Shigekuni sums up a lot of what I felt for The Interrogative Mood: A Novel?, Padgett Powell book composed of nothing but questions. As he says, it isn’t a book that tries to fit a clearly atypical form on a typically novelistic story. No, quite to the contrary, Powell happily embraces the form he’s devised for himself and jettisons everything you thought a novel should be:
The Interrogative Mood is an interesting kind of novel (and why not run with it and call it that). On the surface, there is no plot, there are no characters, there are just questions. 164 pages of unceasing, unflagging questions, one after another.

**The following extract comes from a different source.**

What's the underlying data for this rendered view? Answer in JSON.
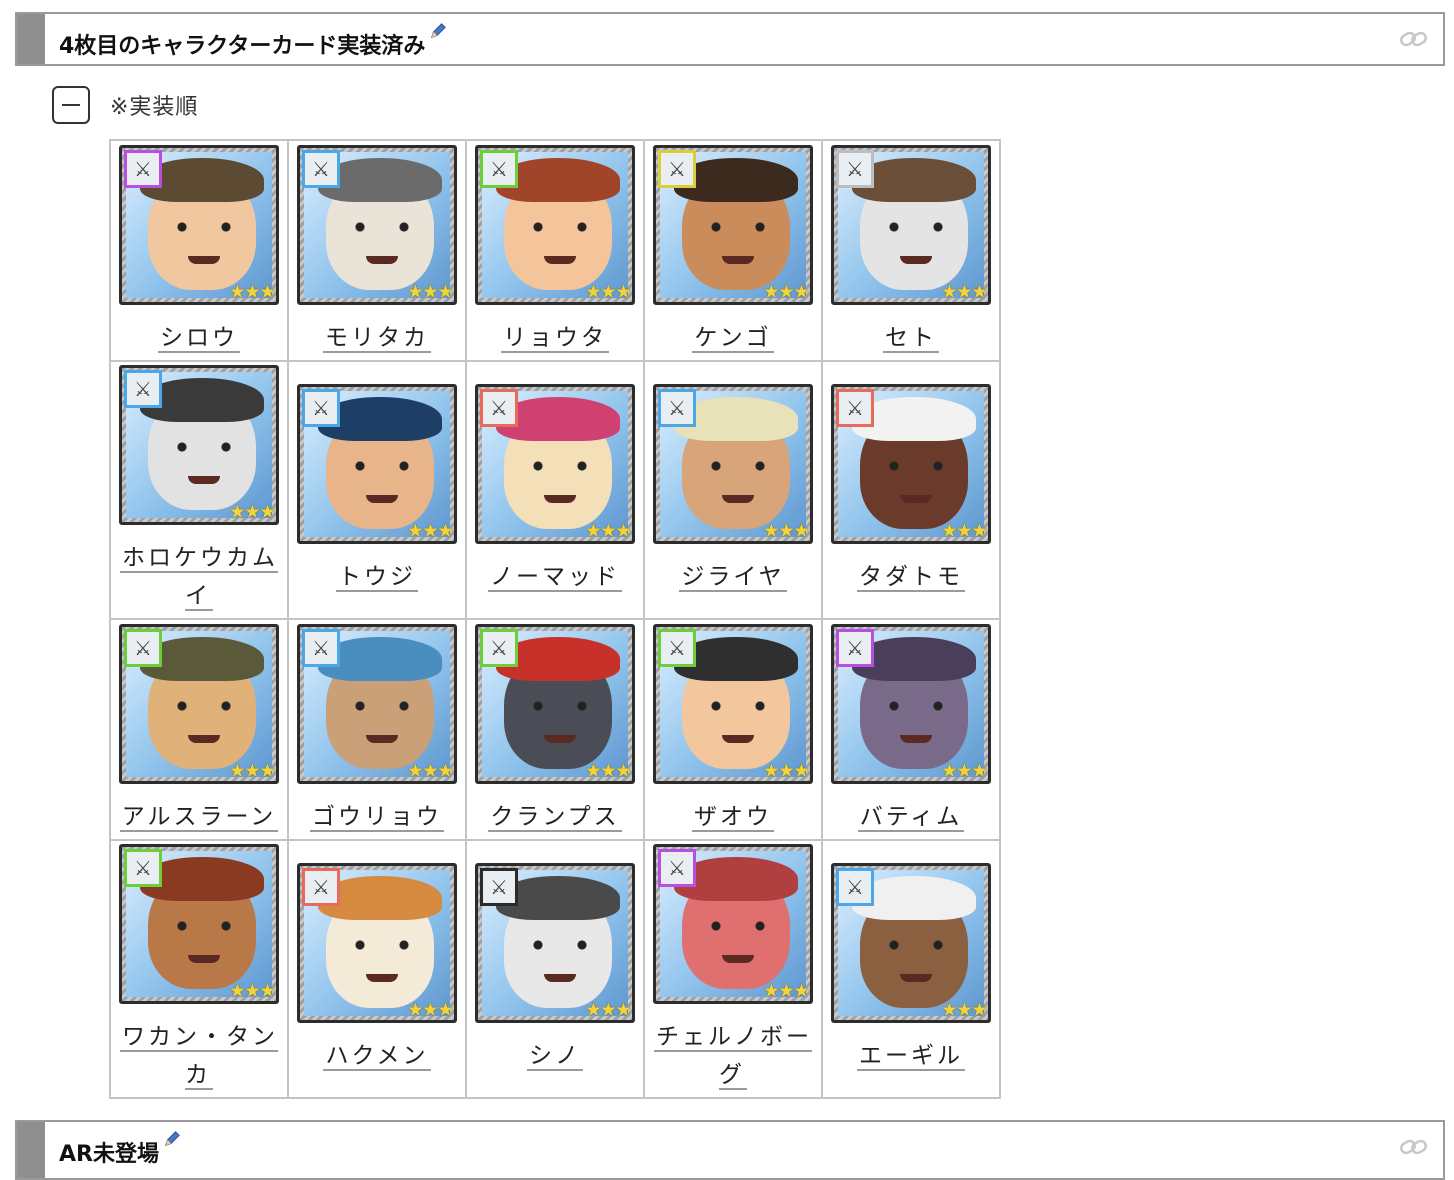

When I heard that the book consisted solely of questions, a few ideas came into my head about how a plot might be constructed through questions, but I didn’t expect this. The endless stream of questions appears to be a barrage of non-sequitur inquiries, some humorous, some not, some political, some not, many very silly, many not. The second question of the book is “Are your nerves adjustable?”, third question “How do you stand in relation to the potatoe?”, fourth question “Should it still be Constantinople?”, sixth question “In your view, do children smell good?”. And so on. The wealth of questions is quite overwhelming, but in a good way. When Powell set out to write a book composed solely of questions, this is exactly what he did, unlike other writers, he didn’t cloak a cheaply traditional, sentimental book with experimental cloth. He really wrote an experimental book that is truly unlike any book I’ve read so far. What makes it so unique is the fact that these questions appear to form an incoherent stream of impromptu ideas, a rambling book with, at best, novelty factor, but that in Powell’s hands, they acquire a subtle coherence, a voice, direction and meaning. The book is both coherent and rambling at once, depending upon the degree of care which one applies to the text. It’s a text glittering with subtleties.
In my read, the book often felt a lot closer to a piece of instrumental music or Abstract Expressionist painting than any novel I’ve read recently. But, oddly enough, it was such a fun, compelling read that I could see myself recommending it to someone who doesn’t really bother with fiction beyond good old realism.